Read David Livingstone’s full story
What All These Heroes Have in Common
Twelve lives. Three centuries. Six continents. The details differ wildly. Amy Carmichael wore a sari in southern India. Nate Saint flew a Piper Cruiser over Ecuadorian jungle. George Muller never left Bristol. David Livingstone never stopped walking. Some were scholars. Some were manual laborers. Some were rejected by every institution that should have supported them.
But look closer and you will see the same thread running through every story.
They were ordinary people. Not one of them started with special qualifications. A cobbler. A watchmaker. A failed mission candidate. A girl with brown eyes who wanted blue ones. God did not choose the impressive. He chose the willing.
They faced enormous obstacles. Imprisonment. Starvation. Disease. Rejection. The death of spouses and children. Years of labor with almost no visible fruit. Not one of these twelve had an easy road. Every single one was tempted to quit. Some were tempted daily.

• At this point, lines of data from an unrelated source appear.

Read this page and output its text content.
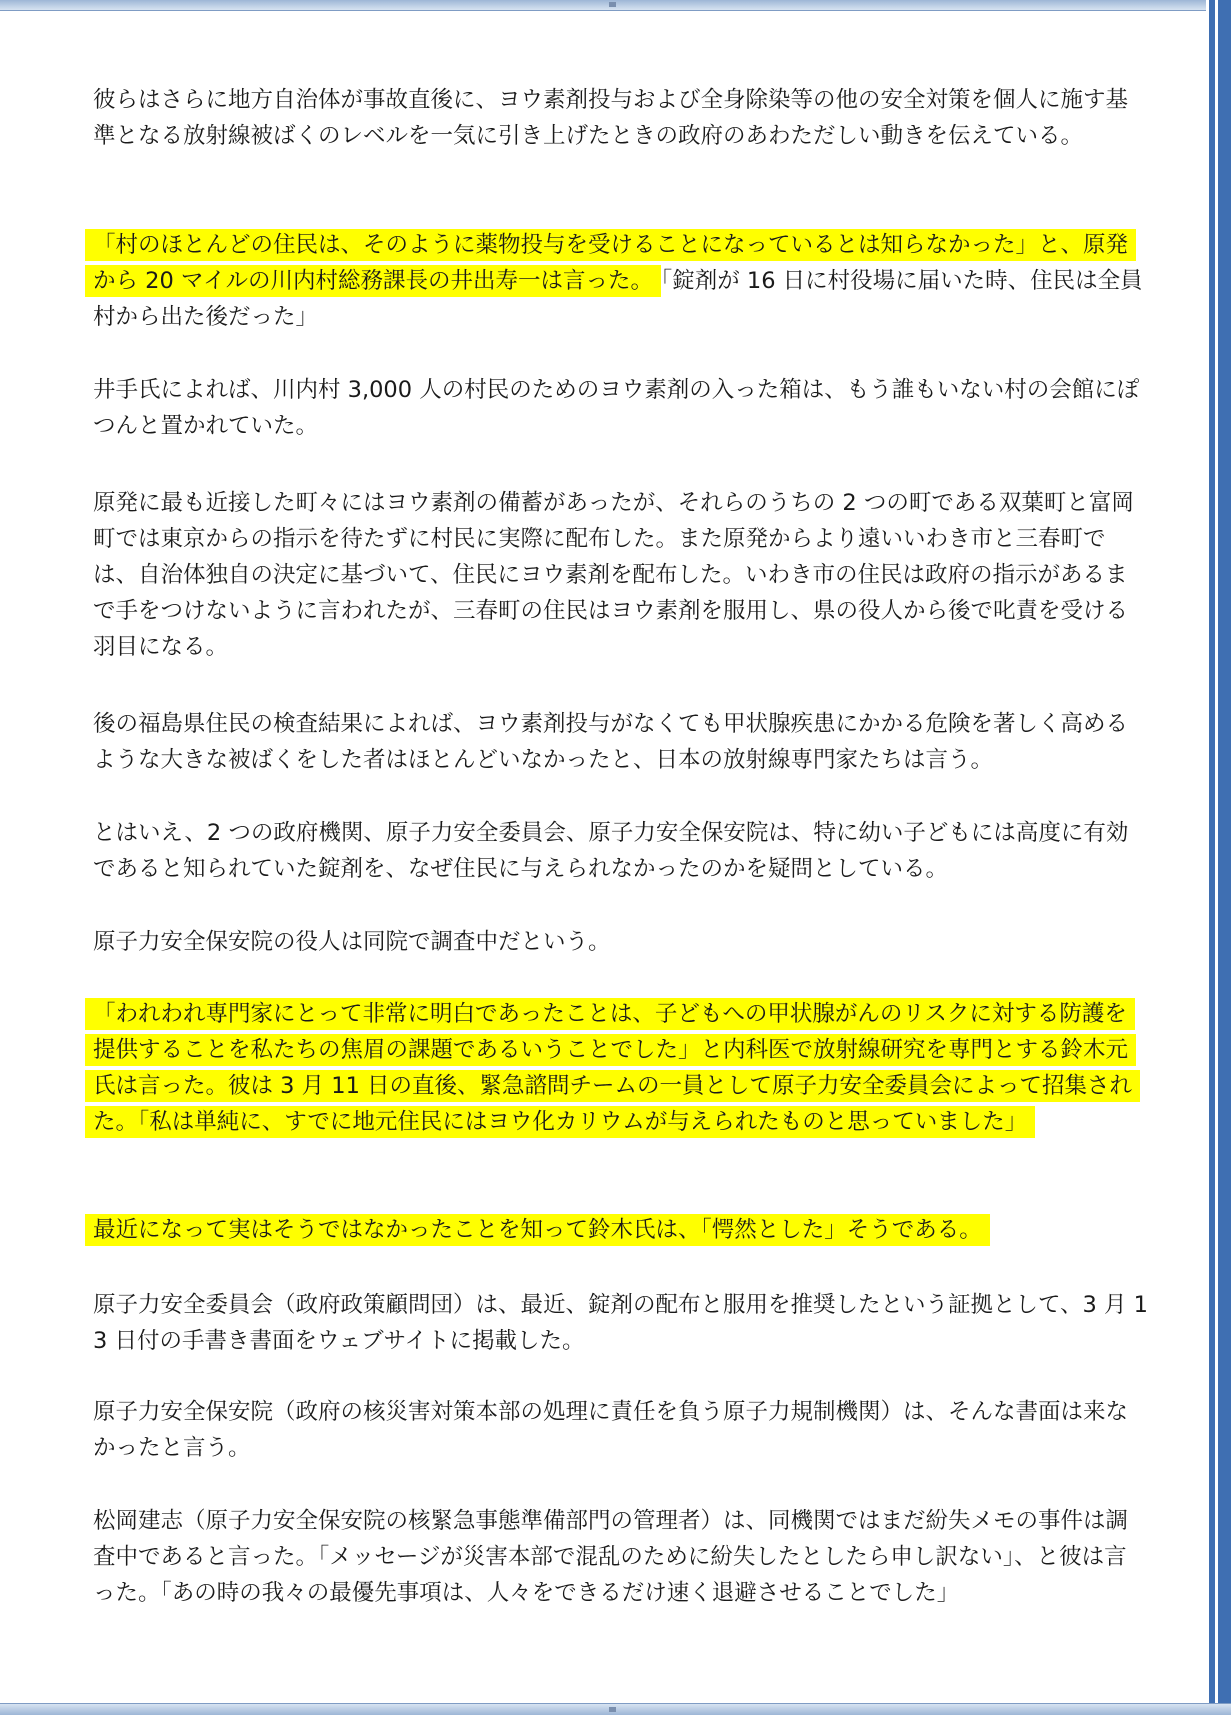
彼らはさらに地方自治体が事故直後に、ヨウ素剤投与および全身除染等の他の安全対策を個人に施す基準となる放射線被ばくのレベルを一気に引き上げたときの政府のあわただしい動きを伝えている。

「村のほとんどの住民は、そのように薬物投与を受けることになっているとは知らなかった」と、原発から 20 マイルの川内村総務課長の井出寿一は言った。 「錠剤が 16 日に村役場に届いた時、住民は全員村から出た後だった」

井手氏によれば、川内村 3,000 人の村民のためのヨウ素剤の入った箱は、もう誰もいない村の会館にぽつんと置かれていた。

原発に最も近接した町々にはヨウ素剤の備蓄があったが、それらのうちの 2 つの町である双葉町と富岡町では東京からの指示を待たずに村民に実際に配布した。また原発からより遠いいわき市と三春町では、自治体独自の決定に基づいて、住民にヨウ素剤を配布した。いわき市の住民は政府の指示があるまで手をつけないように言われたが、三春町の住民はヨウ素剤を服用し、県の役人から後で叱責を受ける羽目になる。

後の福島県住民の検査結果によれば、ヨウ素剤投与がなくても甲状腺疾患にかかる危険を著しく高めるような大きな被ばくをした者はほとんどいなかったと、日本の放射線専門家たちは言う。

とはいえ、2 つの政府機関、原子力安全委員会、原子力安全保安院は、特に幼い子どもには高度に有効であると知られていた錠剤を、なぜ住民に与えられなかったのかを疑問としている。

原子力安全保安院の役人は同院で調査中だという。

「われわれ専門家にとって非常に明白であったことは、子どもへの甲状腺がんのリスクに対する防護を提供することを私たちの焦眉の課題であるいうことでした」と内科医で放射線研究を専門とする鈴木元氏は言った。彼は 3 月 11 日の直後、緊急諮問チームの一員として原子力安全委員会によって招集された。「私は単純に、すでに地元住民にはヨウ化カリウムが与えられたものと思っていました」

最近になって実はそうではなかったことを知って鈴木氏は、「愕然とした」そうである。

原子力安全委員会（政府政策顧問団）は、最近、錠剤の配布と服用を推奨したという証拠として、3 月 13 日付の手書き書面をウェブサイトに掲載した。

原子力安全保安院（政府の核災害対策本部の処理に責任を負う原子力規制機関）は、そんな書面は来なかったと言う。

松岡建志（原子力安全保安院の核緊急事態準備部門の管理者）は、同機関ではまだ紛失メモの事件は調査中であると言った。「メッセージが災害本部で混乱のために紛失したとしたら申し訳ない」、と彼は言った。「あの時の我々の最優先事項は、人々をできるだけ速く退避させることでした」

They stayed faithful. This is the thread that matters most. They kept going, not because they were stronger than other people but because they trusted a God who was stronger than their circumstances. They were not flawless. Every one of them made mistakes, carried blind spots, and wrestled with doubt. But faithfulness, not perfection, is the mark of someone God uses.
And they trusted God’s purposes even when they could not see the outcome. Adoniram Judson labored for six years before his first convert. William Carey worked for seven. Amy Carmichael spent her final twenty years in bed. Jim Elliot and Nate Saint never saw the Waodani come to faith. But the harvest came, in every case, because God keeps his promises.
These are the stories that belong in your family. Not because your children need to become missionaries (though some of them might), but because every child needs to see that ordinary obedience, sustained over a lifetime, is the most powerful force on earth. The Great Commission recorded in Matthew 28 is not a suggestion for the especially brave. It is a command for the whole church. And these twelve lives are proof that God still honors those who take it seriously.
For the biblical foundation behind every one of these stories, explore our guide to Great Commission Bible verses and see how the same call that sent Abraham out of Ur is the same call that sent Amy to India, Hudson to China, and Adoniram to Burma.
The silence is still breaking. One life at a time.